3 Tipps für Bonusmamas von Katharina Grünewald

1. Selbstfürsorge und Achtsamkeit entwickeln und üben!

Die Patchworkfamilie bietet ein voll umfassendes Trainingsareal für Selbstfürsorge. Es gibt viele Bedürfnisse und verschiedenste Kontexte, die es zu beachten gilt. Hier ist es wichtig, dass jeder lernt, seine eigenen Bedürfnisse zu artikulieren und auf diese zu achten. Dann kann man umso besser für die anderen da sein. Die Liebe kann dann zum nächsten und in die Familie fließen, wenn ich selbst gut aufgestellt bin und liebevoll mit mir umgehe.

2. Perspektivwechsel und Mitgefühl als regelmäßiges Familienritual einbauen!

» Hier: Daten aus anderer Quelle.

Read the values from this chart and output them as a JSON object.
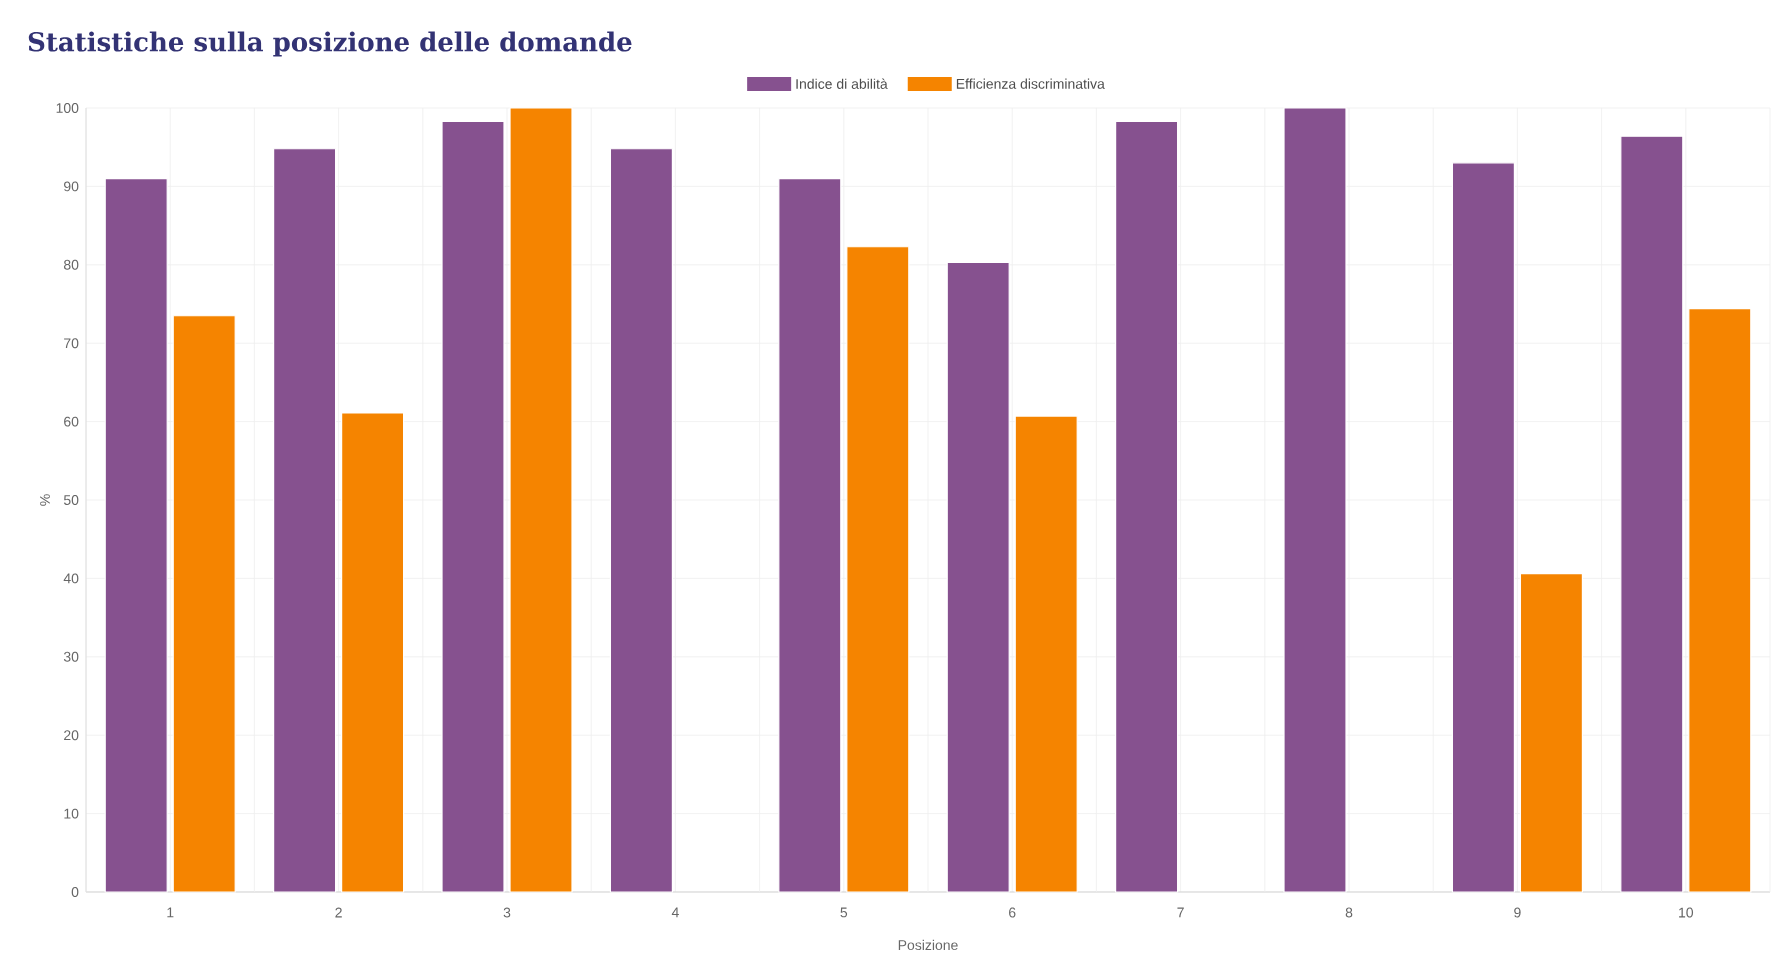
{
  "chart_data": {
    "type": "bar",
    "title": "Statistiche sulla posizione delle domande",
    "xlabel": "Posizione",
    "ylabel": "%",
    "categories": [
      "1",
      "2",
      "3",
      "4",
      "5",
      "6",
      "7",
      "8",
      "9",
      "10"
    ],
    "series": [
      {
        "name": "Indice di abilità",
        "color": "#86518f",
        "values": [
          91.0,
          94.8,
          98.3,
          94.8,
          91.0,
          80.3,
          98.3,
          100,
          93.0,
          96.4
        ]
      },
      {
        "name": "Efficienza discriminativa",
        "color": "#f58400",
        "values": [
          73.5,
          61.1,
          100,
          null,
          82.3,
          60.7,
          null,
          null,
          40.6,
          74.4
        ]
      }
    ],
    "ylim": [
      0,
      100
    ],
    "yticks": [
      0,
      10,
      20,
      30,
      40,
      50,
      60,
      70,
      80,
      90,
      100
    ],
    "grid": true,
    "legend": "top"
  }
}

Was der eine als Ungerechtigkeit empfindet, sieht durch die Brille eines anderen komplett anders aus. Wichtig wäre, nicht zu urteilen und eine Perspektive abzuwerten, sondern eine Atmosphäre zu schaffen, in der alle Perspektiven ihre Berechtigung haben und Raum bekommen. Eine Lösung, die für alle gut ist, gibt es oft nicht, aber es fühlt sich gut an, wenn jeder spürt, wie schmerzhaft diese Situation gerade für mich ist und so lässt sie sich aushalten. Ich fühle mich aufgehoben und vielleicht gibt es sogar die Aussicht, beim nächsten Mal besonders beachtet zu werden.

3. Auseinandersetzungen wagen statt Trennung riskieren!

In Patchworkfamilien wird oft die vorherige Trennung tabuisiert. Nicht selten ist es ein traumatisches Erlebnis gewesen, an das man nicht gerne erinnert wird. Daher ist der Impuls da, jede Streiterei und jede kritische Situation direkt im Keim zu ersticken. Jeder strengt sich vielleicht sogar besonders an, um dieses Mal alles total harmonisch hinzukriegen. Dieser verständliche Impuls geht jedoch nach hinten los: Man schluckt runter, macht Fäuste in der Tasche, geht über seine Grenzen, bis es absolut nicht mehr geht. Dann explodiert ist und es bleibt nur noch die Trennung! Daher lieber direkt lernen, sich produktiv auseinanderzusetzen und Platz für alle Bedürfnisse zu schaffen als Harmonie um jeden Preis!